— Non, je ne te le donnerai pas, Berthe, tu me le casserais.

— Dis-nous son sexe.

— Celui de son père !

— Je t’en prie, ma petite Margot, prête-moi ce gosse, je veux être sa nounou.

Elle s’assied posément, Marguerite rassurée lui met, sur les genoux, une poupée vêtue de sa seule chemise.

— Très chouette le môme, on va le baptiser tout de suite, je ferai le parrain, reprend Berthe qui dodeline le poupon, puis le fait sauter en l’air de façon inquiétante.

Les Sèvriennes, très amusées, se penchent sur elle ; la poupée, de son œil rond qui palpite à chaque saut, semble ahurie d’être le joujou imprévu de ces grandes filles.

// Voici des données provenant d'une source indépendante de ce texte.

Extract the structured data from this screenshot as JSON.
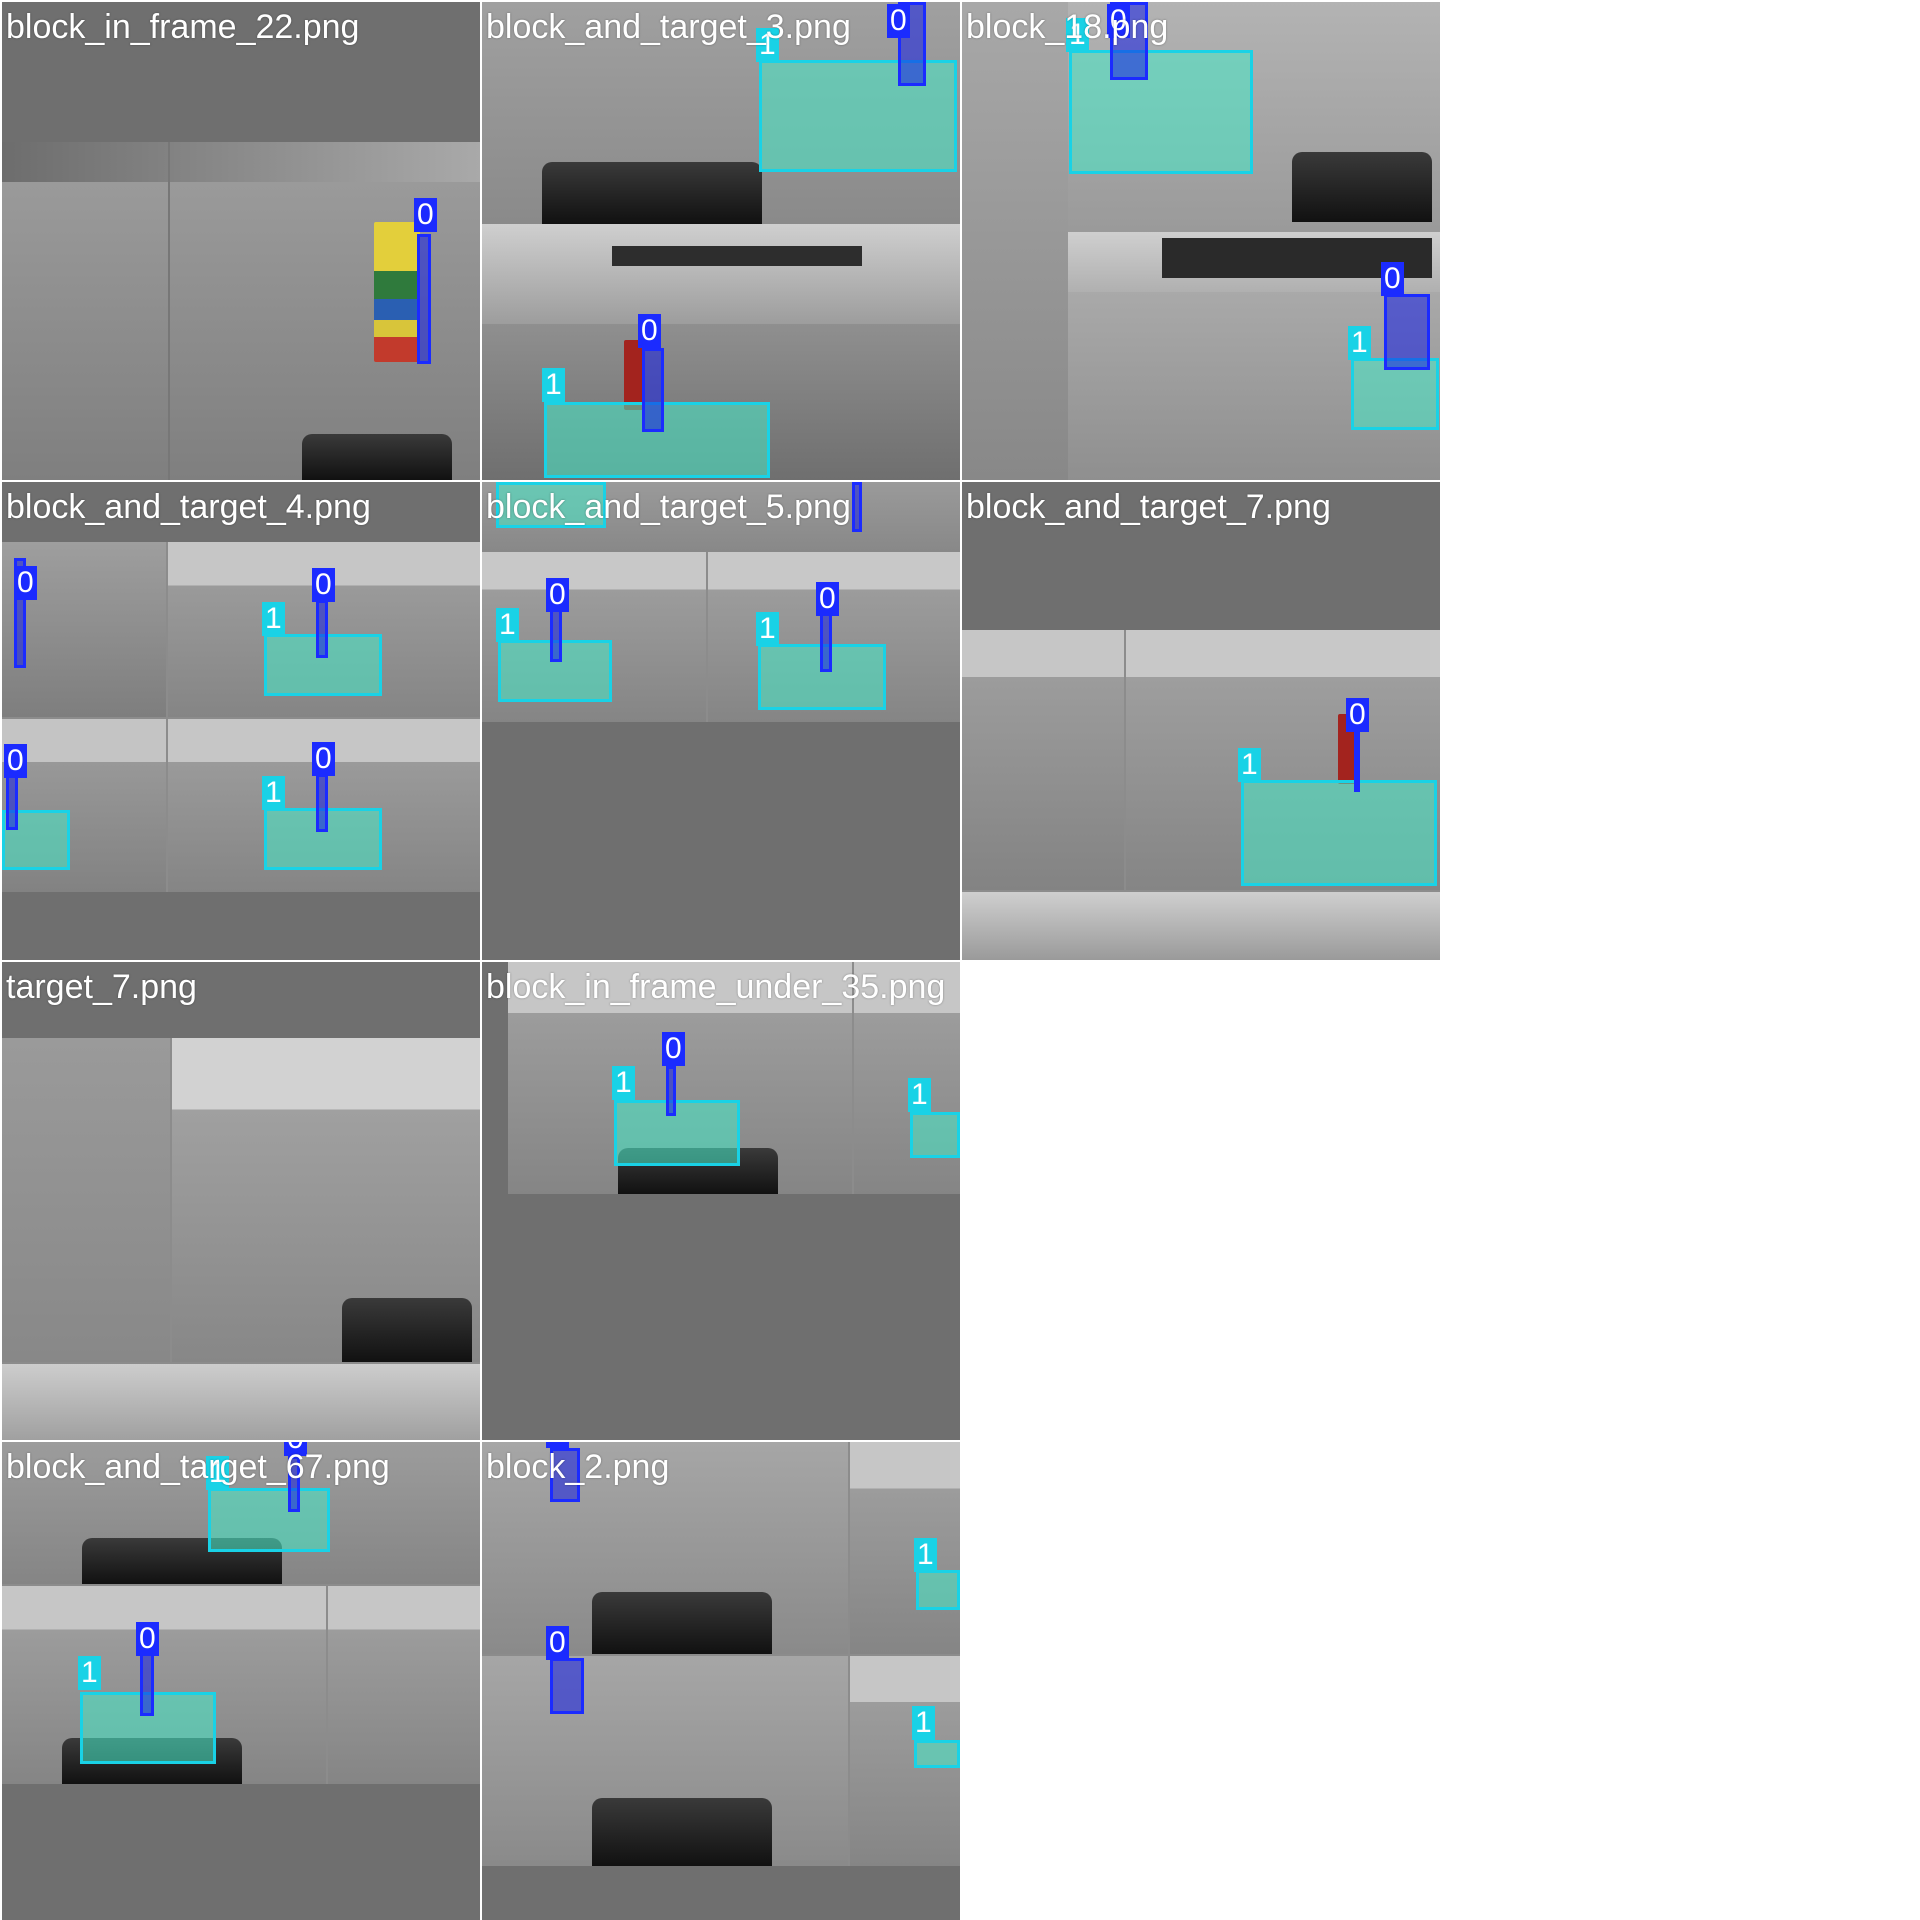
{
  "grid": {
    "tiles": [
      {
        "caption": "block_in_frame_22.png"
      },
      {
        "caption": "block_and_target_3.png"
      },
      {
        "caption": "block_18.png"
      },
      {
        "caption": "block_and_target_4.png"
      },
      {
        "caption": "block_and_target_5.png"
      },
      {
        "caption": "block_and_target_7.png"
      },
      {
        "caption": "target_7.png"
      },
      {
        "caption": "block_in_frame_under_35.png"
      },
      {
        "caption": "block_and_target_67.png"
      },
      {
        "caption": "block_2.png"
      }
    ]
  },
  "classes": {
    "block": {
      "id": "0",
      "color": "#1b2bff"
    },
    "target": {
      "id": "1",
      "color": "#19d2e6"
    }
  },
  "colors": {
    "tile_background": "#6f6f6f",
    "page_background": "#ffffff",
    "floor": "#8d8d8d",
    "wall": "#c9c9c9"
  }
}
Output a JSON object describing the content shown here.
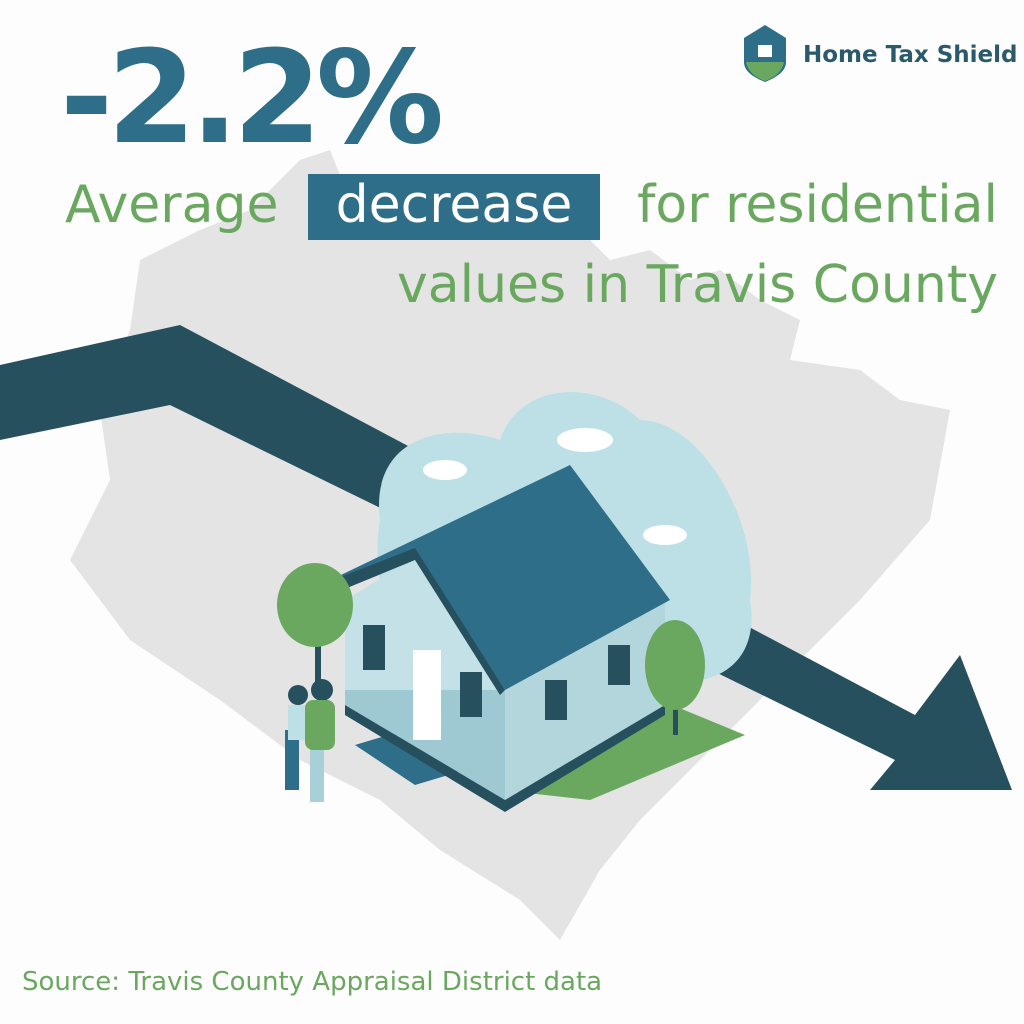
{
  "headline": "-2.2%",
  "subtitle": {
    "line1_before": "Average",
    "highlight": "decrease",
    "line1_after": "for residential",
    "line2": "values in Travis County"
  },
  "brand": "Home Tax Shield",
  "source": "Source: Travis County Appraisal District data"
}
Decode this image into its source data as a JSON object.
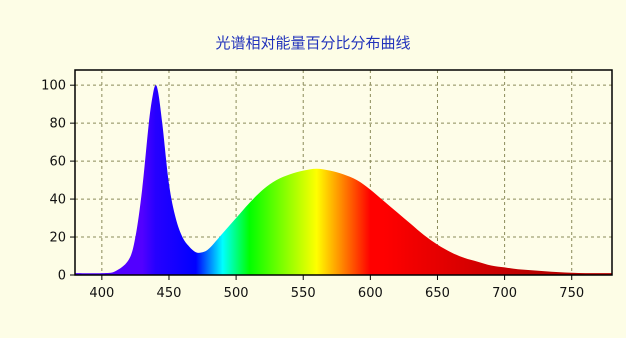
{
  "colors": {
    "panel_background": "#fdfde6",
    "plot_background": "#fefde8",
    "title": "#2233bb",
    "gridlines": "#8a8a5a"
  },
  "chart_data": {
    "type": "area",
    "title": "光谱相对能量百分比分布曲线",
    "xlabel": "",
    "ylabel": "",
    "xlim": [
      380,
      780
    ],
    "ylim": [
      0,
      108
    ],
    "x_ticks": [
      400,
      450,
      500,
      550,
      600,
      650,
      700,
      750
    ],
    "y_ticks": [
      0,
      20,
      40,
      60,
      80,
      100
    ],
    "x_tick_labels": [
      "400",
      "450",
      "500",
      "550",
      "600",
      "650",
      "700",
      "750"
    ],
    "y_tick_labels": [
      "0",
      "20",
      "40",
      "60",
      "80",
      "100"
    ],
    "grid": true,
    "fill": "spectral wavelength color gradient",
    "series": [
      {
        "x": [
          380,
          400,
          410,
          420,
          425,
          430,
          435,
          438,
          440,
          442,
          445,
          450,
          455,
          460,
          465,
          470,
          475,
          480,
          490,
          500,
          510,
          520,
          530,
          540,
          550,
          560,
          570,
          580,
          590,
          600,
          610,
          620,
          630,
          640,
          650,
          660,
          670,
          680,
          690,
          700,
          710,
          720,
          730,
          740,
          750,
          760,
          770,
          780
        ],
        "y": [
          1,
          1,
          2,
          8,
          20,
          45,
          80,
          95,
          100,
          96,
          80,
          48,
          30,
          20,
          15,
          12,
          12,
          14,
          22,
          30,
          38,
          45,
          50,
          53,
          55,
          56,
          55,
          53,
          50,
          45,
          39,
          33,
          27,
          21,
          16,
          12,
          9,
          7,
          5,
          4,
          3,
          2.5,
          2,
          1.5,
          1.2,
          1,
          1,
          1
        ]
      }
    ]
  }
}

Isabelle Marlotte tend les bras, elle veut l’avoir à son tour. C’est gentil ce que d’Aveline a fait là ! il n’y a que lui, ici, pour faire des surprises aussi féminines ; donner une poupée à toute une promotion parce qu’elle travaille trop, mais il est à croquer cet homme !

— Croquons, mesdemoiselles, croquons. Le morceau est un peu mûr, mais il se fait rare. Je réclame pour Isabelle le morceau du roi, et se tournant, gentille, vers celle-ci qui se rebiffe, Berthe ajoute : Allons, allons, est-ce qu’on ne sait pas que tu l’aimes !

— Oui, répond Isabelle, qui ne ment jamais, je déteste celles qui ne l’aiment pas, je hais celles qui l’aiment trop.